Марина посмотрела на отца — на его небритое лицо, мятую куртку, на то, как он неловко мнёт в руках дешёвые хризантемы из ларька. А потом на маму, которая уже неделю ночует в больнице на жёстком стуле, привозит домашнюю еду и читает вслух книги.
— Пап, а если бы я умерла?
— Что за глупости! Ты же здоровая девочка.
— А если бы всё-таки умерла?
Алексей Павлович растерялся. Такие серьёзные разговоры были не в его духе.
— Ну… не думай об этом. Всё же хорошо закончилось.
— Хорошо, — согласилась Марина. — Потому что мама приехала.
***
Домой они поехали вместе. Ольга Сергеевна не задавала вопросов о том, как дочь жила у отца, не упрекала, не читала нотаций. Просто сварила куриный бульон, постелила свежее бельё и сказала:
— Отдыхай.
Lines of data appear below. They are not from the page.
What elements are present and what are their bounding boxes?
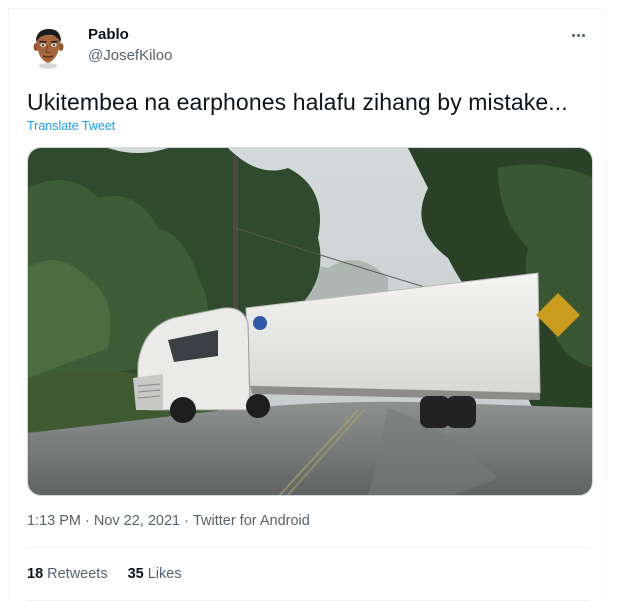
tweet-card: Pablo @JosefKiloo Ukitembea na earphones… bbox=[8, 8, 606, 601]
tweet-media-photo[interactable] bbox=[27, 147, 593, 496]
truck-photo-image bbox=[28, 148, 592, 495]
likes-label: Likes bbox=[147, 566, 182, 582]
meta-separator: · bbox=[184, 513, 189, 529]
cartoon-face-avatar-icon bbox=[33, 29, 64, 69]
tweet-stats-row: 18 Retweets 35 Likes bbox=[27, 566, 182, 582]
tweet-date[interactable]: Nov 22, 2021 bbox=[94, 513, 180, 529]
translate-tweet-link[interactable]: Translate Tweet bbox=[27, 119, 115, 133]
more-horizontal-icon bbox=[576, 33, 580, 37]
likes-stat-link[interactable]: 35 Likes bbox=[128, 566, 182, 582]
author-name[interactable]: Pablo bbox=[88, 26, 129, 43]
author-avatar[interactable] bbox=[28, 25, 68, 69]
author-handle[interactable]: @JosefKiloo bbox=[88, 47, 172, 64]
meta-separator: · bbox=[85, 513, 90, 529]
retweets-label: Retweets bbox=[47, 566, 108, 582]
likes-count: 35 bbox=[127, 566, 144, 582]
divider bbox=[27, 547, 589, 548]
tweet-client-link[interactable]: Twitter for Android bbox=[193, 513, 310, 529]
tweet-time[interactable]: 1:13 PM bbox=[27, 513, 81, 529]
retweets-stat-link[interactable]: 18 Retweets bbox=[27, 566, 108, 582]
retweets-count: 18 bbox=[27, 566, 44, 582]
tweet-text: Ukitembea na earphones halafu zihang by … bbox=[27, 89, 568, 115]
tweet-timestamp-row: 1:13 PM · Nov 22, 2021 · Twitter for And… bbox=[27, 513, 310, 529]
more-horizontal-icon bbox=[571, 33, 575, 37]
more-options-button[interactable] bbox=[567, 25, 589, 45]
more-horizontal-icon bbox=[581, 33, 585, 37]
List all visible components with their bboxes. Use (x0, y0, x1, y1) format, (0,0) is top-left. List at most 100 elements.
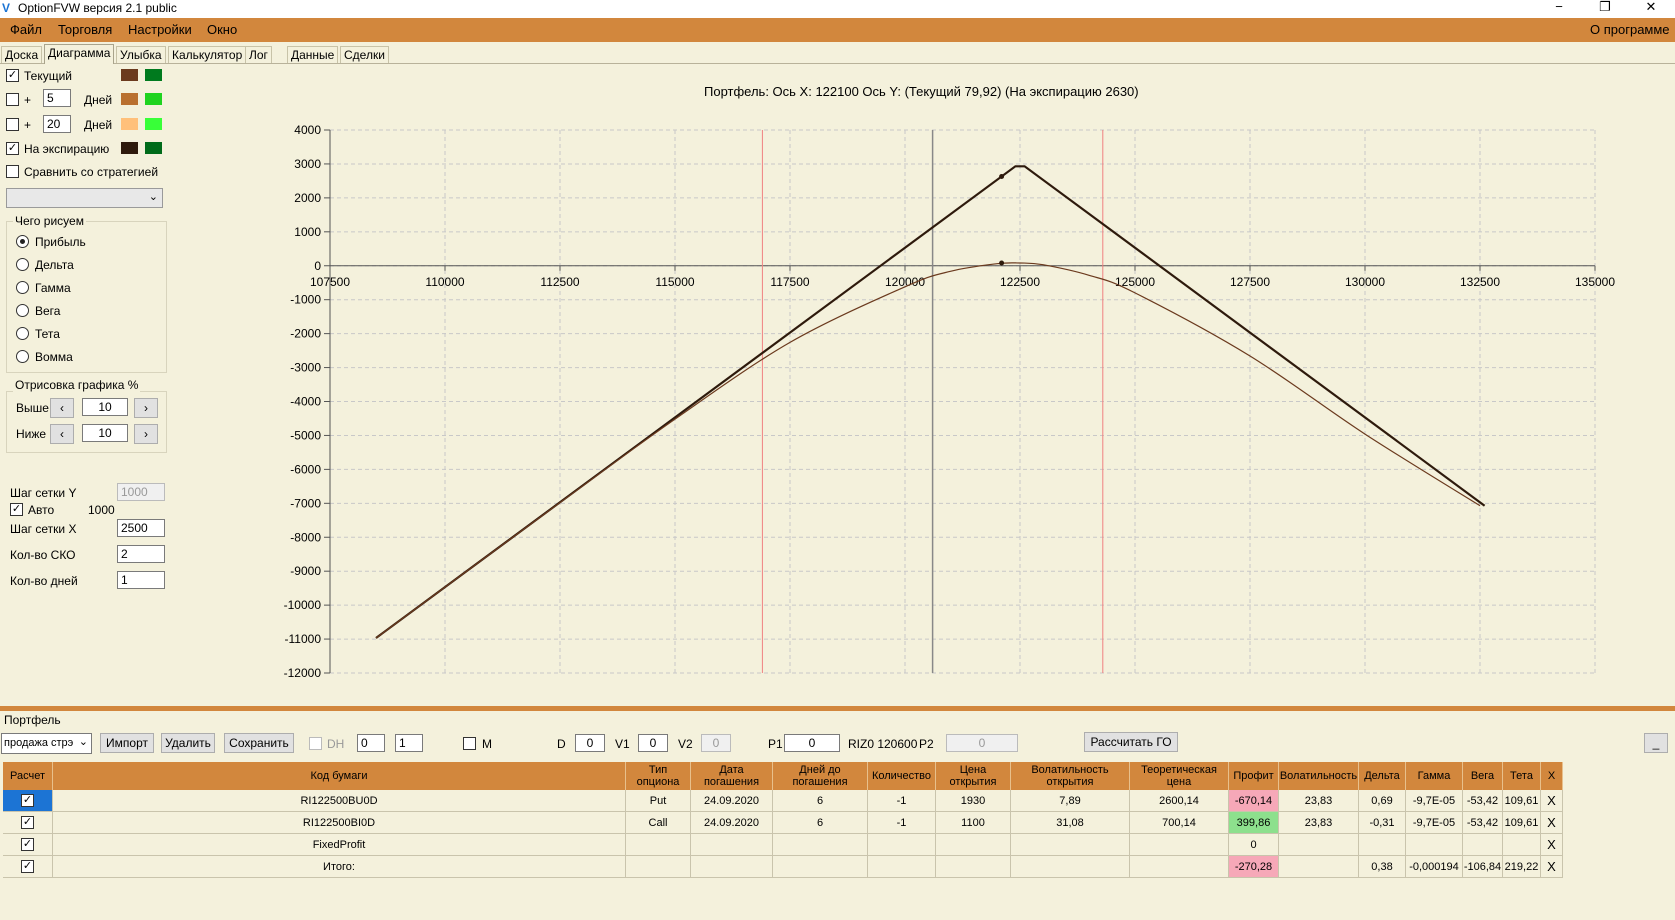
header-expiry-date[interactable]: Дата погашения (691, 762, 773, 790)
calc-checkbox[interactable]: ✓ (21, 860, 34, 873)
v2-input[interactable]: 0 (701, 734, 731, 752)
cell-volatility (1279, 856, 1359, 878)
v1-input[interactable]: 0 (638, 734, 668, 752)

Об учёбе пока не думай — наверстаешь.
Марина лежала в своей комнате и смотрела на знакомые обои, книжные полки, письменный стол, на котором всегда должен был лежать выполненный урок. Раньше всё это казалось тюрьмой. Теперь — домом.
Вечером она спросила:
— Мам, а можно я останусь с тобой?
— Конечно. Но ты же сама решила…
— Я поняла разницу между любовью и попустительством, — серьёзно сказала тринадцатилетняя девочка. — Папа всё мне разрешает, потому что ему всё равно, что со мной будет. А ты запрещаешь, потому что боишься за меня.
Ольга Сергеевна обняла дочь:
— Умница моя.
— Но я всё равно иногда буду бунтовать. Переходный возраст же.
— Буду готова, — улыбнулась мама.
Через год Марина снова стала отличницей. Алексей Павлович звонил по праздникам, обещал приехать и часто не приезжал. Дочь не обижалась — она научилась понимать людей такими, какие они есть, а не такими, какими хочется их видеть.